O estranho olhar do meu gato

Sim: aquele gato preto tinha um olhar estranho.

Olhava a gente com perspicácia, lia-nos lá dentro – extrema fundura.

Sabia de tudo.

Mas esse olhar era também de piedade.

TENDES MISERICÓRDIA DE MIM E DO MUNDO INTEIRO!

 

Na penúltima vez em que fui internado, carregaram-me, mas ainda pude ver da porta o seu olhar – agora de uma compaixão enorme.

Estava à beira da morte, mas safei-me.

Era um safar-se constante.

Acariciei-o, alimentei-o – amava-o.

Não tinha nome o bichano.

E ele percebia tudo antes de nós.

Seu ronronar era suave, até melancólico – revoltado?

Os donos e seus gatos se parecem, já disseram.
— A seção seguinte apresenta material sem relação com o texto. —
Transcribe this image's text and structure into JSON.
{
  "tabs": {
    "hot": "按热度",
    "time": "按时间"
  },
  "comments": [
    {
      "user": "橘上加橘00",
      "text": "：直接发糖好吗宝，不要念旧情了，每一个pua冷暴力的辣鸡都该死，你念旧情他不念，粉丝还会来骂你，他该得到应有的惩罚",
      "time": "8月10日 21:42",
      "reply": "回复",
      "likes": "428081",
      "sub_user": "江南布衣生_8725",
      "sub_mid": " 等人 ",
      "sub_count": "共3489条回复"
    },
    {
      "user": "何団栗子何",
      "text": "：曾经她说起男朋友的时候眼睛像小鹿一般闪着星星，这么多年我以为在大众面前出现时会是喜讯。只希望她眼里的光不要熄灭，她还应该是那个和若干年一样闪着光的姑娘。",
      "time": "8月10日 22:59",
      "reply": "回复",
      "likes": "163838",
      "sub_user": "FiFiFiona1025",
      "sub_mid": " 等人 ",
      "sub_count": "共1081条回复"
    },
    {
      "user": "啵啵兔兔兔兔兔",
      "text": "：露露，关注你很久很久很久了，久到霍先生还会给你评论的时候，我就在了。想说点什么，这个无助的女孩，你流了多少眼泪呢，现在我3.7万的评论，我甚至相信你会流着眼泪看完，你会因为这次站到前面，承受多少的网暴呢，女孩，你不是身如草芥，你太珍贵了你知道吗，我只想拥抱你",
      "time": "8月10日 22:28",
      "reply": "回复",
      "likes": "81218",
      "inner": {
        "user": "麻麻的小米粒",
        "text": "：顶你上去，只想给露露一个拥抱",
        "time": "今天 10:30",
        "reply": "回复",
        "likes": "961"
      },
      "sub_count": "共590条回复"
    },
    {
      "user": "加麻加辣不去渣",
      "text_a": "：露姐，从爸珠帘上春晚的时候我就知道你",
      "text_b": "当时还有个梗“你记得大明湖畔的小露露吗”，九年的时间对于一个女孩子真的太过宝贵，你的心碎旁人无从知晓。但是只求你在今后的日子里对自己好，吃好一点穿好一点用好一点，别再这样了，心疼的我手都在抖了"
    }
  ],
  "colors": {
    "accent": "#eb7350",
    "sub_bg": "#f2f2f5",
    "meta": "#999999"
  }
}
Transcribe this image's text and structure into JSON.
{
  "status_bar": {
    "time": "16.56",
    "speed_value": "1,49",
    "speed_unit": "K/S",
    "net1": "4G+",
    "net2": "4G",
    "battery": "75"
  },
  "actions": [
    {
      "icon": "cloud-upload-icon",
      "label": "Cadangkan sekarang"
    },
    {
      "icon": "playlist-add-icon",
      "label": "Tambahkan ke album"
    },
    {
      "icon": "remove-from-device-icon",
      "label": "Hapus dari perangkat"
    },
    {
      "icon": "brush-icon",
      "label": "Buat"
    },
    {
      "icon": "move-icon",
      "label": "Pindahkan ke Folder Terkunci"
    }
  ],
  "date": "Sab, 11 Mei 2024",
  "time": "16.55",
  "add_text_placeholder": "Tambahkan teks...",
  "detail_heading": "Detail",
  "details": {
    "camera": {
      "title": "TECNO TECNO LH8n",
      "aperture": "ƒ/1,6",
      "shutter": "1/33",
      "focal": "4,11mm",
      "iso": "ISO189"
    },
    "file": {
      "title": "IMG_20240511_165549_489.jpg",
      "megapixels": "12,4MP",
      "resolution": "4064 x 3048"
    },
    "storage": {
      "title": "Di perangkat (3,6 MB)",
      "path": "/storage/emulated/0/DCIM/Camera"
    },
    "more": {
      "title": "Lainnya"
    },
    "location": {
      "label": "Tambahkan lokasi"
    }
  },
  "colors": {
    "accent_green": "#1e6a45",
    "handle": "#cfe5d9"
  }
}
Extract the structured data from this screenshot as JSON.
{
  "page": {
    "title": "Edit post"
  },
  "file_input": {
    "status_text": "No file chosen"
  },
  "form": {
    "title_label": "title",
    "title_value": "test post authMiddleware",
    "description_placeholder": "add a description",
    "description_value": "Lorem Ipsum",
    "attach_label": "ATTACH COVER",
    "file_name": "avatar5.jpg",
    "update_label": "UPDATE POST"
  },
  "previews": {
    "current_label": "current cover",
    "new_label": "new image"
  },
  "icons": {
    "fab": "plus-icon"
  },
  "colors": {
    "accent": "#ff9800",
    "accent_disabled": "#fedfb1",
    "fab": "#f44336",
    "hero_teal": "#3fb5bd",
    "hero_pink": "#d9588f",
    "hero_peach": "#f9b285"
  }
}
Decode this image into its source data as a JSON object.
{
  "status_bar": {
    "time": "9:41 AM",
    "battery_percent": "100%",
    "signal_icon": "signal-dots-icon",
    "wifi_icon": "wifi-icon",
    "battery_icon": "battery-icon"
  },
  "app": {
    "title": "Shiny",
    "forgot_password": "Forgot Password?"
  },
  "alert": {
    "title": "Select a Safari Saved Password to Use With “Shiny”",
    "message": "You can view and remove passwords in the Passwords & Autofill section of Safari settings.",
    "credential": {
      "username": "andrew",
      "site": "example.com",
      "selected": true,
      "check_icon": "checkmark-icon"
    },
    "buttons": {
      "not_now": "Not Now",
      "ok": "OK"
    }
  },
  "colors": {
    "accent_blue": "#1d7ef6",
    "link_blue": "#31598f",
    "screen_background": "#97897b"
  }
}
TENDES MISERICÓRDIA DE MIM E DO MUNDO INTEIRO!

 

No dia da minha morte, antes de fechar os olhos e deixar esse absurdo mundo, sei que vou vê-lo.

Seu olhar indicará um sorriso, uma compaixão, como se estivesse dizendo: “é hora de descansar”.

Pois então descansarei, meu amigo. Até logo! Somos rápidos nessa passagem, meu irmão.